ILDEFONSO RODRÍGUEZ
(Veredicto Final)
Doy mi testimonio, de lectura, de memoria. Lo compartido y lo que no puedo compartir: soy de otra generación, en los happy ochenta intentaba tocar la misma música premoderna que sigo tocando hoy, el jazz libre e improvisado. (Pero, ay, los sesenta, ahí sí que… ” Imagínate en una barca por un río, árboles con mandarinas y cielos de mermelada…”. Those were the days, oh los ácidos y los Hendrix de antaño… Yo, que fui un rolinga con pantalones de terciopelo escarlata… Sólo que después me dio por el saxo y las penumbras de otros mitos).
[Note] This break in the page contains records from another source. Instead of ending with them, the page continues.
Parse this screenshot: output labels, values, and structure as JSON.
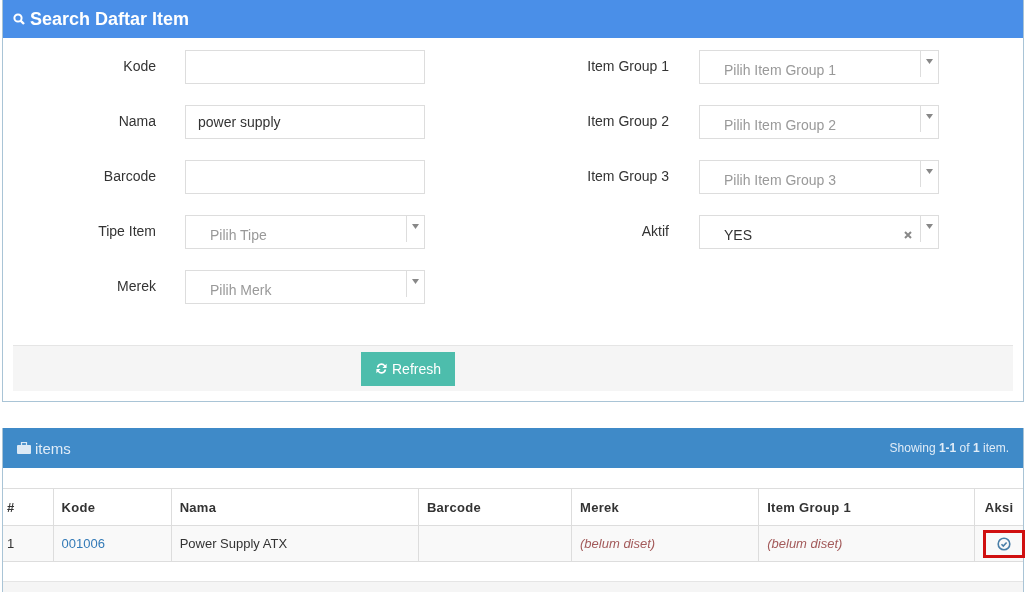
{
  "search_panel": {
    "title": "Search Daftar Item",
    "left_fields": [
      {
        "label": "Kode",
        "kind": "text"
      },
      {
        "label": "Nama",
        "kind": "text",
        "value": "power supply"
      },
      {
        "label": "Barcode",
        "kind": "text"
      },
      {
        "label": "Tipe Item",
        "kind": "select",
        "placeholder": "Pilih Tipe",
        "clearable": false
      },
      {
        "label": "Merek",
        "kind": "select",
        "placeholder": "Pilih Merk",
        "clearable": false
      }
    ],
    "right_fields": [
      {
        "label": "Item Group 1",
        "kind": "select",
        "placeholder": "Pilih Item Group 1",
        "clearable": false
      },
      {
        "label": "Item Group 2",
        "kind": "select",
        "placeholder": "Pilih Item Group 2",
        "clearable": false
      },
      {
        "label": "Item Group 3",
        "kind": "select",
        "placeholder": "Pilih Item Group 3",
        "clearable": false
      },
      {
        "label": "Aktif",
        "kind": "select",
        "value": "YES",
        "clearable": true
      }
    ],
    "refresh_button": "Refresh"
  },
  "items_panel": {
    "title": "items",
    "summary": "Showing **1-1** of **1** item.",
    "table": {
      "columns": [
        "#",
        "Kode",
        "Nama",
        "Barcode",
        "Merek",
        "Item Group 1",
        "Aksi"
      ],
      "rows": [
        {
          "cells": [
            {
              "kind": "plain",
              "text": "1"
            },
            {
              "kind": "link",
              "text": "001006"
            },
            {
              "kind": "plain",
              "text": "Power Supply ATX"
            },
            {
              "kind": "empty"
            },
            {
              "kind": "unset",
              "text": "(belum diset)"
            },
            {
              "kind": "unset",
              "text": "(belum diset)"
            },
            {
              "kind": "action",
              "highlighted": true
            }
          ]
        }
      ]
    }
  }
}
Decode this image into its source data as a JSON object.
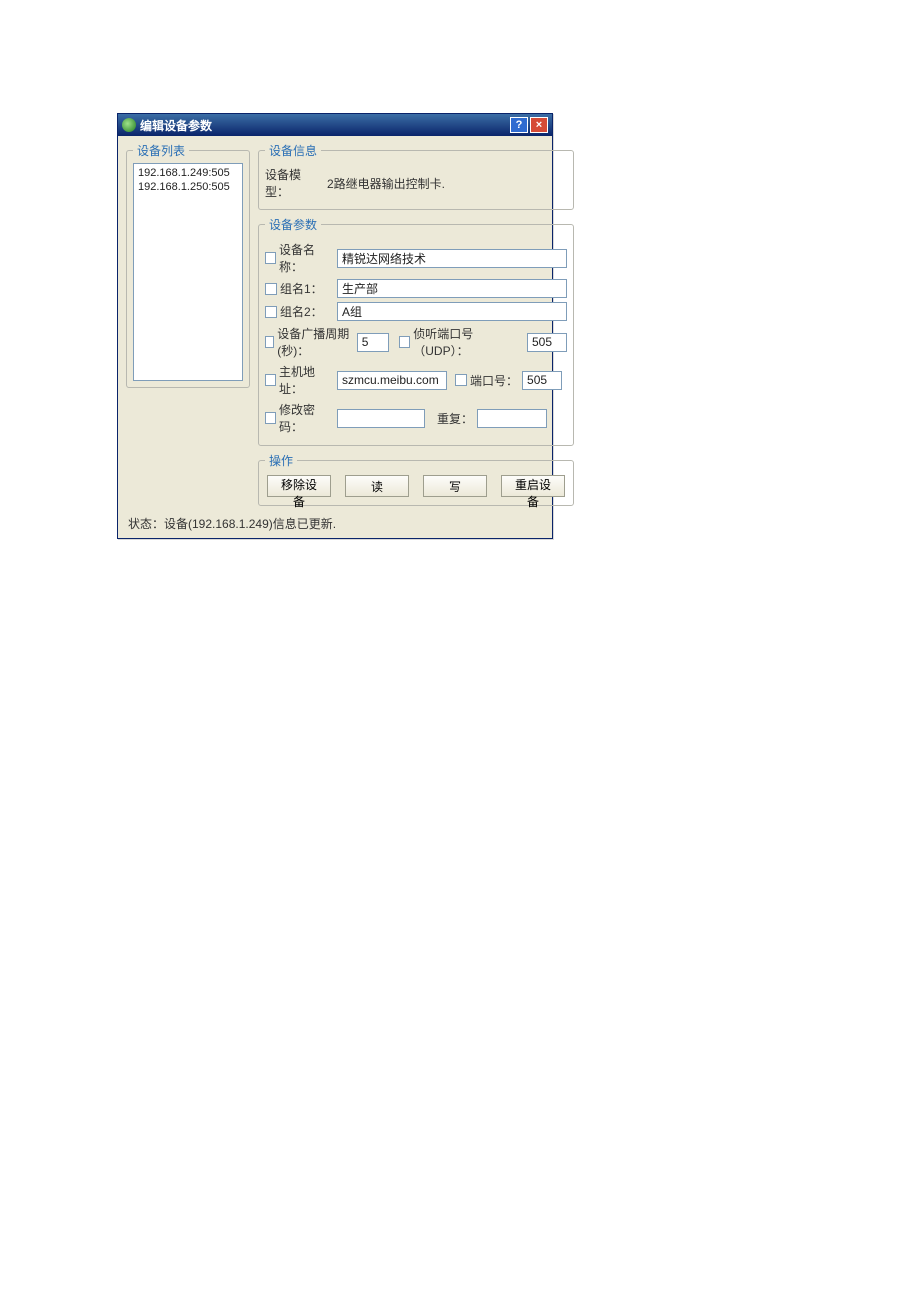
{
  "window": {
    "title": "编辑设备参数"
  },
  "sidebar": {
    "legend": "设备列表",
    "items": [
      {
        "label": "192.168.1.249:505"
      },
      {
        "label": "192.168.1.250:505"
      }
    ]
  },
  "info": {
    "legend": "设备信息",
    "model_label": "设备模型：",
    "model_value": "2路继电器输出控制卡."
  },
  "params": {
    "legend": "设备参数",
    "name_check": "设备名称：",
    "name_value": "精锐达网络技术",
    "group1_check": "组名1：",
    "group1_value": "生产部",
    "group2_check": "组名2：",
    "group2_value": "A组",
    "broadcast_check": "设备广播周期(秒)：",
    "broadcast_value": "5",
    "listen_port_check": "侦听端口号（UDP）：",
    "listen_port_value": "505",
    "host_check": "主机地址：",
    "host_value": "szmcu.meibu.com",
    "port_check": "端口号：",
    "port_value": "505",
    "modify_pwd_check": "修改密码：",
    "repeat_label": "重复："
  },
  "ops": {
    "legend": "操作",
    "remove": "移除设备",
    "read": "读",
    "write": "写",
    "restart": "重启设备"
  },
  "status": {
    "text": "状态：设备(192.168.1.249)信息已更新."
  }
}
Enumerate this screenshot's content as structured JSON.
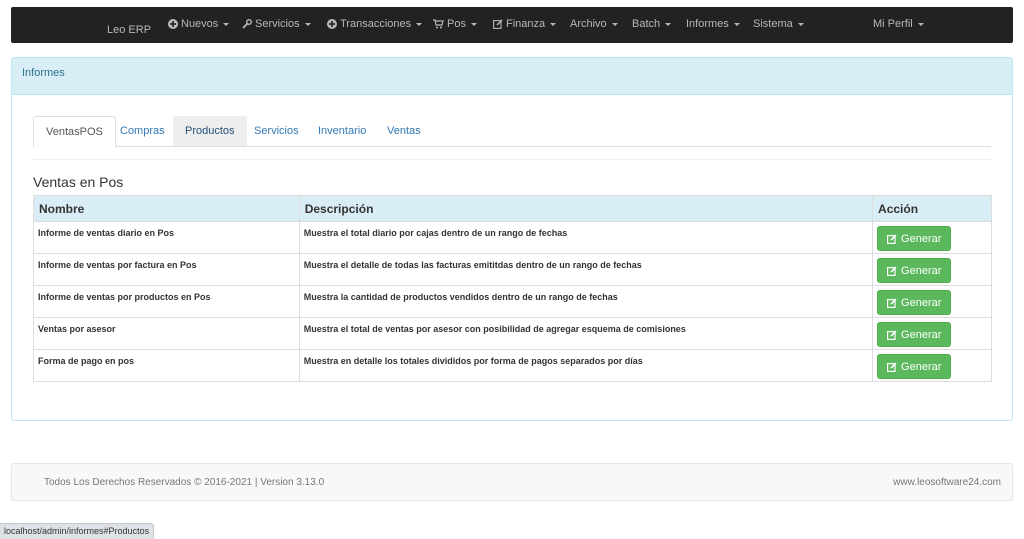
{
  "navbar": {
    "brand": "Leo ERP",
    "items": [
      {
        "label": "Nuevos",
        "icon": "plus-circle-icon"
      },
      {
        "label": "Servicios",
        "icon": "wrench-icon"
      },
      {
        "label": "Transacciones",
        "icon": "plus-circle-icon"
      },
      {
        "label": "Pos",
        "icon": "cart-icon"
      },
      {
        "label": "Finanza",
        "icon": "edit-icon"
      },
      {
        "label": "Archivo",
        "icon": ""
      },
      {
        "label": "Batch",
        "icon": ""
      },
      {
        "label": "Informes",
        "icon": ""
      },
      {
        "label": "Sistema",
        "icon": ""
      },
      {
        "label": "Mi Perfil",
        "icon": ""
      }
    ]
  },
  "panel": {
    "heading": "Informes",
    "tabs": [
      "VentasPOS",
      "Compras",
      "Productos",
      "Servicios",
      "Inventario",
      "Ventas"
    ],
    "active_tab": "VentasPOS",
    "hover_tab": "Productos",
    "section_title": "Ventas en Pos",
    "table": {
      "headers": [
        "Nombre",
        "Descripción",
        "Acción"
      ],
      "rows": [
        {
          "nombre": "Informe de ventas diario en Pos",
          "descripcion": "Muestra el total diario por cajas dentro de un rango de fechas",
          "accion": "Generar"
        },
        {
          "nombre": "Informe de ventas por factura en Pos",
          "descripcion": "Muestra el detalle de todas las facturas emititdas dentro de un rango de fechas",
          "accion": "Generar"
        },
        {
          "nombre": "Informe de ventas por productos en Pos",
          "descripcion": "Muestra la cantidad de productos vendidos dentro de un rango de fechas",
          "accion": "Generar"
        },
        {
          "nombre": "Ventas por asesor",
          "descripcion": "Muestra el total de ventas por asesor con posibilidad de agregar esquema de comisiones",
          "accion": "Generar"
        },
        {
          "nombre": "Forma de pago en pos",
          "descripcion": "Muestra en detalle los totales divididos por forma de pagos separados por días",
          "accion": "Generar"
        }
      ]
    }
  },
  "footer": {
    "copyright": "Todos Los Derechos Reservados © 2016-2021 | Version 3.13.0",
    "site": "www.leosoftware24.com"
  },
  "status_url": "localhost/admin/informes#Productos",
  "colors": {
    "navbar_bg": "#222222",
    "panel_heading_bg": "#d9edf7",
    "button_green": "#5cb85c",
    "link_blue": "#337ab7"
  }
}
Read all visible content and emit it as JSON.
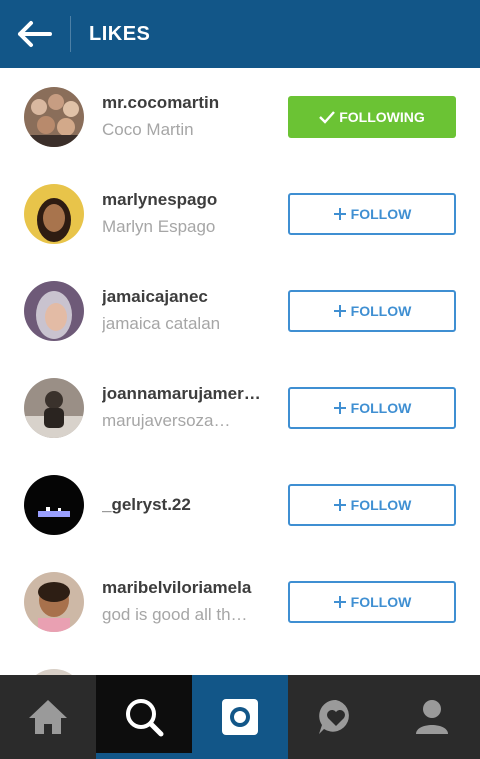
{
  "header": {
    "title": "LIKES"
  },
  "colors": {
    "brand": "#125688",
    "follow_blue": "#3f8fd2",
    "following_green": "#6bc334"
  },
  "users": [
    {
      "username": "mr.cocomartin",
      "fullname": "Coco Martin",
      "button": "FOLLOWING",
      "state": "following"
    },
    {
      "username": "marlynespago",
      "fullname": "Marlyn Espago",
      "button": "FOLLOW",
      "state": "follow"
    },
    {
      "username": "jamaicajanec",
      "fullname": "jamaica catalan",
      "button": "FOLLOW",
      "state": "follow"
    },
    {
      "username": "joannamarujamer…",
      "fullname": "marujaversoza…",
      "button": "FOLLOW",
      "state": "follow"
    },
    {
      "username": "_gelryst.22",
      "fullname": "",
      "button": "FOLLOW",
      "state": "follow"
    },
    {
      "username": "maribelviloriamela",
      "fullname": "god is good all th…",
      "button": "FOLLOW",
      "state": "follow"
    }
  ],
  "tabs": [
    {
      "icon": "home-icon"
    },
    {
      "icon": "search-icon"
    },
    {
      "icon": "camera-icon"
    },
    {
      "icon": "activity-heart-icon"
    },
    {
      "icon": "profile-icon"
    }
  ]
}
Así que no se trata de. De lo que se trata: de haber entrado juntos en esa taberna de la Hammer (¿o era aquella de El baile de los vampiros?), haber sido invitado a subir a una habitación voladora, traer a la boca nombres olvidados, rebuscar en anaqueles, ensoñar una vez más con cierta mercería del otro mundo. Siempre ante un umbral, tembloroso: queriendo ocultar un secreto, como el regresado al hogar en el relato de Kafka. ¿Cuál es el secreto de quien escribe, de quien lee unas memorias? Aquello que, precisamente, Walter Benjamin atribuyó a Kafka: un madriguerismo radical. Nostalgia es palabra más temible: el dolor del camino de vuelta. Pero duele y, entonces, uno se hunde más en su madriguera. Uno se encierra e inicia un severo programa de infantilización: lapiceros de colores, boca sin dientes, papillas. De vez en cuando sale a jugar con los amigos, imagina un nuevo Decamerón, un refugio común para las noches terminales (la peste ya está en Florencia). Todos los juegos son perversos. ¿Qué mal hay en el regresado, en el revenant? Creo que la regresión es un deber del adulto: renunciar al poder mortífero.
A ese hombre otoñal se le ha visto pegado al escaparate de una zapatería de la Calle Ancha, eclipsado, buscando aquellos botines que calzó en la otra vida para dar vueltas y más vueltas en la pista del Club 12.
Ese adulto regresado, reencarnado, revenant, he sido y soy yo, querido Vicente, leyendo tu libro.